DC7 investigated bubble dynamics critical to electrolyser performance. He conducted modeling work on ultrasound-induced bubble detachment, using OpenFOAM and FORESTFV, and simulated interactions between bubbles under acoustic forces.
1. Cavitating Flows and Compressible Adjoints: A continuous adjoint method for fully compressible, two-phase cavitating flows was developed in OpenFOAM, improving optimization for cavitation problems across all Mach numbers.
2. Marine Free-Surface Flows: A diffuse interface primal/adjoint model was added to the FreSCo+ solver, enabling adjoint computations for shape optimization in ship design, such as resistance reduction.
3. Ship Hull Optimization: A hybrid ML and adjoint-based framework using neural networks and Conditional Variational Autoencoders (CVAE) was introduced, reducing computational costs and enabling optimization under new conditions.

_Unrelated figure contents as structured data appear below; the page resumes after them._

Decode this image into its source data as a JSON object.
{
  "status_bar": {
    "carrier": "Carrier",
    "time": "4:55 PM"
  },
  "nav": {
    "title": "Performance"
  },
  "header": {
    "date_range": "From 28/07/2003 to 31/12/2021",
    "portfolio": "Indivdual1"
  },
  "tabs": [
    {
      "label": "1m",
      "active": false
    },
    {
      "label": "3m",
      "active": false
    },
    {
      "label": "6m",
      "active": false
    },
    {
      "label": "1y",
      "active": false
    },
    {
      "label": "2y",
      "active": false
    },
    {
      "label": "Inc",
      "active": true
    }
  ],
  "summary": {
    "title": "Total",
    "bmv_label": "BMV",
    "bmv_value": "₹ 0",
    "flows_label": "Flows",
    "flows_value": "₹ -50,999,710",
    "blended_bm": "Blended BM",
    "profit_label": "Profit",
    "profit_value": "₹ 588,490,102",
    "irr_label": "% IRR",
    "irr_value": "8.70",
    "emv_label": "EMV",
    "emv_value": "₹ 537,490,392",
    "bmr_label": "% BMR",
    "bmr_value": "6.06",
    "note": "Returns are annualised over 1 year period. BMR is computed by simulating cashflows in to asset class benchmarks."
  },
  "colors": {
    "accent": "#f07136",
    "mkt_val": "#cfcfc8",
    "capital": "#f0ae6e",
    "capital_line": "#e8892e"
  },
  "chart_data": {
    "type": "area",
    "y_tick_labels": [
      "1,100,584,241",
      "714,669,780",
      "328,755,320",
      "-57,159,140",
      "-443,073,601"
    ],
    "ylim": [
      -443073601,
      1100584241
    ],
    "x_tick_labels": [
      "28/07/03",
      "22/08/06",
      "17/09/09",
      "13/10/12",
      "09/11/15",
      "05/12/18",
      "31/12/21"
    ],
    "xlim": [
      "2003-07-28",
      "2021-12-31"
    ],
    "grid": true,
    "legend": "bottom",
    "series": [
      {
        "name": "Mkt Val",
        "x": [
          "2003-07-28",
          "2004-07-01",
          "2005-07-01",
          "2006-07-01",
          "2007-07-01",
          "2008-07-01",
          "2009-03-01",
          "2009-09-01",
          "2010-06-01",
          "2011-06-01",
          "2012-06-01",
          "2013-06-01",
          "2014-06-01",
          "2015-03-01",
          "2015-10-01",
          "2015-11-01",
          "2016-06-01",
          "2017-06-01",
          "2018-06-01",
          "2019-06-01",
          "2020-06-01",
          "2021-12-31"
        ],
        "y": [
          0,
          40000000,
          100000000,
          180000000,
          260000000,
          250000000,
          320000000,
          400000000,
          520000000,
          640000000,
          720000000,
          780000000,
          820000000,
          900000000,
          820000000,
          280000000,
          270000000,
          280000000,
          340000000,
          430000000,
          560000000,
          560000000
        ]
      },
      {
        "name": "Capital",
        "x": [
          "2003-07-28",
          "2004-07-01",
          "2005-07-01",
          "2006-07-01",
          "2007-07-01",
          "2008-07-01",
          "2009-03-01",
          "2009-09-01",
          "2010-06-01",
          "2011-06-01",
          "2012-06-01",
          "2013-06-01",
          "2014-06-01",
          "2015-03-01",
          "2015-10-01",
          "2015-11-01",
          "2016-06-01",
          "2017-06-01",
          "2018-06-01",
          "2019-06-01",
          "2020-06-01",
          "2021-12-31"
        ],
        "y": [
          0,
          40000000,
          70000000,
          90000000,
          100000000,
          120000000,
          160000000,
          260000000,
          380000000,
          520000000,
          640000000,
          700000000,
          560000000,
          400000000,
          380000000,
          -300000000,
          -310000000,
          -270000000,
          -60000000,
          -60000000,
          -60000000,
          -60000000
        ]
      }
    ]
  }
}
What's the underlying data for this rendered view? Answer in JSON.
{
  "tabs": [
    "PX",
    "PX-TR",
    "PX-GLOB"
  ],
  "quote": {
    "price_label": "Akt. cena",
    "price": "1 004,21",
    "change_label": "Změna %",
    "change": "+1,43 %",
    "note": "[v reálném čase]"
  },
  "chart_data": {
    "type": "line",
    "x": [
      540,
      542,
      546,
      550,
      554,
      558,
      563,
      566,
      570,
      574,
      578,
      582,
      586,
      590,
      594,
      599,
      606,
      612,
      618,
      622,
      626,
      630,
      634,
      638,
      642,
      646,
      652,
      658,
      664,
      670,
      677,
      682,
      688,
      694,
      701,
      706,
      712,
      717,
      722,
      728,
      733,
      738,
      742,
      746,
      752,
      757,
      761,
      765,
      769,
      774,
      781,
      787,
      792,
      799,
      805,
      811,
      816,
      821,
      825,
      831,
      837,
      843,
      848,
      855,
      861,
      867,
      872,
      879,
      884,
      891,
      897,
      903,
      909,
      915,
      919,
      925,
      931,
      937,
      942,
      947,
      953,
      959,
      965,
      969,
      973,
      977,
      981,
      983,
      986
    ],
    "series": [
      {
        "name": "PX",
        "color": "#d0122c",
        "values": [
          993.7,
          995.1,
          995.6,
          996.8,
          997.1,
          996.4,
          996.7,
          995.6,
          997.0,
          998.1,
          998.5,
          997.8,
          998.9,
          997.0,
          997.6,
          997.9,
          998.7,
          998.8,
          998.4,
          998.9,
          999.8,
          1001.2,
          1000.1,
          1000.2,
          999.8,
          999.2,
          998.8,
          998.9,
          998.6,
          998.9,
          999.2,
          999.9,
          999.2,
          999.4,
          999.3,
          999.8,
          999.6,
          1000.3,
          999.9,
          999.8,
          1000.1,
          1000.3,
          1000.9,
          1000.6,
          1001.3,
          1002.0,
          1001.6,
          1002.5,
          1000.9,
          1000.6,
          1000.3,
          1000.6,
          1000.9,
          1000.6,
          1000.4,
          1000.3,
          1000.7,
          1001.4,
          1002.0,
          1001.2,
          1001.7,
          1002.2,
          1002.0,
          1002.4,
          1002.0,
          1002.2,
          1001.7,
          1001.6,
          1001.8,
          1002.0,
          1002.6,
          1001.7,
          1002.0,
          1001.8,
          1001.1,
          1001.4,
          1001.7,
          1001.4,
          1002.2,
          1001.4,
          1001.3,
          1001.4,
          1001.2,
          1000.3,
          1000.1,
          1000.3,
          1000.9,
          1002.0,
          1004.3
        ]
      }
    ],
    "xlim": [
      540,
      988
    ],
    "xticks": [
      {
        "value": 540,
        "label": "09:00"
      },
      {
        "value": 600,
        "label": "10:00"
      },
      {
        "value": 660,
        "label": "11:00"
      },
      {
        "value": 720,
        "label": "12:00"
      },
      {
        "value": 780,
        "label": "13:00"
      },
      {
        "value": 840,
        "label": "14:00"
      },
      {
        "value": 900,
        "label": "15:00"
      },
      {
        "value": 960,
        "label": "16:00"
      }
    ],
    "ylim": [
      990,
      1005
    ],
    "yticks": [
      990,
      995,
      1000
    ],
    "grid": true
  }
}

4. PEM Fuel Cells: A dynamic contact angle model using an algebraic Volume-of-Fluid (VoF) method improved water dynamics simulations for optimized fuel cell water management.
5. Boiling Bubble Dynamics and Electrolyser Optimization: New solvers for bubble coalescence and detachment advanced hydrogen production and boiling heat transfer simulations.
6. Fuel Mixture Modeling and Injector Design: A tabulated approach incorporating real equations of state (EoS) optimized dual-fuel injector design and was validated for real-world applications.
7. Fuel Properties for CFD Simulations: A thermodynamic closure model was created to optimize fuel properties for high-compressibility flows, enhancing CFD simulation accuracy.
8. Bubble Detachment in Electrolysers: New techniques for predicting hydrogen bubble detachment improved flow path optimization in bipolar plates for better hydrogen dispersion.